For the sharpness, we consider the function $f_3$ satisfying the equation

$$3\frac{z{f}^{\prime }\left(z\right)}{f\left(z\right)}-2\left(1+\frac{z{f}^{″}\left(z\right)}{f^{\prime }\left(z\right)}\right)=\frac{1-z^3}{1+z^3}·\frac{z{f}^{\prime }\left(z\right)}{f\left(z\right)},z\in \mathbb{D}.$$

(71)

The series expansion of $f_3$ is given by

$$f_3\left(z\right)=z-\frac{1}{2}{z}^2+\frac{1}{4}{z}^3-\frac{1}{72}{z}^4-\frac{11}{144}{z}^5+\cdots ,z\in \mathbb{D}.$$

(72)

This completes the proof Theorem 3. □

4. Conclusions

In this paper, we investigated some coefficient-related problems for the class ${\mathcal{G}}_{3/2}$, which is defined by the ratio of analytic representations of convex and starlike functions.

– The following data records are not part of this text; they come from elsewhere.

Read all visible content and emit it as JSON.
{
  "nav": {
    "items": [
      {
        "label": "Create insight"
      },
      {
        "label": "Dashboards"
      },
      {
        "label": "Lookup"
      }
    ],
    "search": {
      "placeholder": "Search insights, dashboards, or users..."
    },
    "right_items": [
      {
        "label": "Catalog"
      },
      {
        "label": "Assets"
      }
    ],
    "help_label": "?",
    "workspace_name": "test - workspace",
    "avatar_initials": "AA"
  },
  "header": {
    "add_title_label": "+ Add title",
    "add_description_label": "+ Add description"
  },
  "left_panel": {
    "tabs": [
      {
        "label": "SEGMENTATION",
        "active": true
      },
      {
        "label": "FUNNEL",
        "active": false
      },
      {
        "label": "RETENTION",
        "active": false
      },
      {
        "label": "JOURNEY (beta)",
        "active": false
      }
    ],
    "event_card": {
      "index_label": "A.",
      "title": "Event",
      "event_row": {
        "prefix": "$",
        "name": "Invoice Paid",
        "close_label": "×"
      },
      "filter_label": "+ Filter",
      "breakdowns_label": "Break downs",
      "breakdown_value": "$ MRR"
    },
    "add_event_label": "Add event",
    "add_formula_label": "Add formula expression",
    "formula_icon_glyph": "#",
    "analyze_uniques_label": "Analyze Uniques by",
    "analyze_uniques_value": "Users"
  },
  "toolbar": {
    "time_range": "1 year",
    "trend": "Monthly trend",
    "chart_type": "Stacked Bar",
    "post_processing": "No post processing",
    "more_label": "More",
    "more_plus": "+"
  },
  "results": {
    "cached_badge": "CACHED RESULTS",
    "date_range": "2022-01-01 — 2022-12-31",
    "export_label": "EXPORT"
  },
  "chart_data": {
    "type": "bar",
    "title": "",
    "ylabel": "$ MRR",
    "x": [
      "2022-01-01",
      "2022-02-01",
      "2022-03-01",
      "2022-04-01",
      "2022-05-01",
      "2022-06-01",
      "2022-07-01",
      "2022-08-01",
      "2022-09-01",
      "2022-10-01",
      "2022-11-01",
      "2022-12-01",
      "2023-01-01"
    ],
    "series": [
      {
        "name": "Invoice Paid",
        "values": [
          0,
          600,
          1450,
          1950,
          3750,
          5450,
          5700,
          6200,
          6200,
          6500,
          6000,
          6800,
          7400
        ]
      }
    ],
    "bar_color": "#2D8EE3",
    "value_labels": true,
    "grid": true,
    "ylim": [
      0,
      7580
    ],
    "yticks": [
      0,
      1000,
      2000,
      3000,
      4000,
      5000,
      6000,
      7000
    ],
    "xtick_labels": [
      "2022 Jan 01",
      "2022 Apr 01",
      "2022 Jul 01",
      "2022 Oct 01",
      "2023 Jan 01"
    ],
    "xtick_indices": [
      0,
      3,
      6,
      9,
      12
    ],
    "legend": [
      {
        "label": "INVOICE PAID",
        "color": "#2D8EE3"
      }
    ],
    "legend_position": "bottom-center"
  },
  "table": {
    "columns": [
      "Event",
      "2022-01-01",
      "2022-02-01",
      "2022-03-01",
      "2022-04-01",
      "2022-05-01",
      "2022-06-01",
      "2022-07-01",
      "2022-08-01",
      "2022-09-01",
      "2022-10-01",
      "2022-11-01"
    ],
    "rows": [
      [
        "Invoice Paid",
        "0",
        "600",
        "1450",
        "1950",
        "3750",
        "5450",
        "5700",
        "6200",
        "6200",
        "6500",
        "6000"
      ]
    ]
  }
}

Fekete–Szegö-type inequalities and upper bounds for the second and third Hankel determinant were obtained. The calculation is based on the relationship between the coefficients of functions in the considered class and the coefficients for the corresponding Carathéodory class. The results may inspire further investigations on getting more sharp bounds related with functional such as $a_3{a}_5-a_4^2$, $a_4-a_2{a}_3$ and $a_5-a_3^2$. By making use of the concept of q-calculus, it is also interesting to investigate a more general class of this type.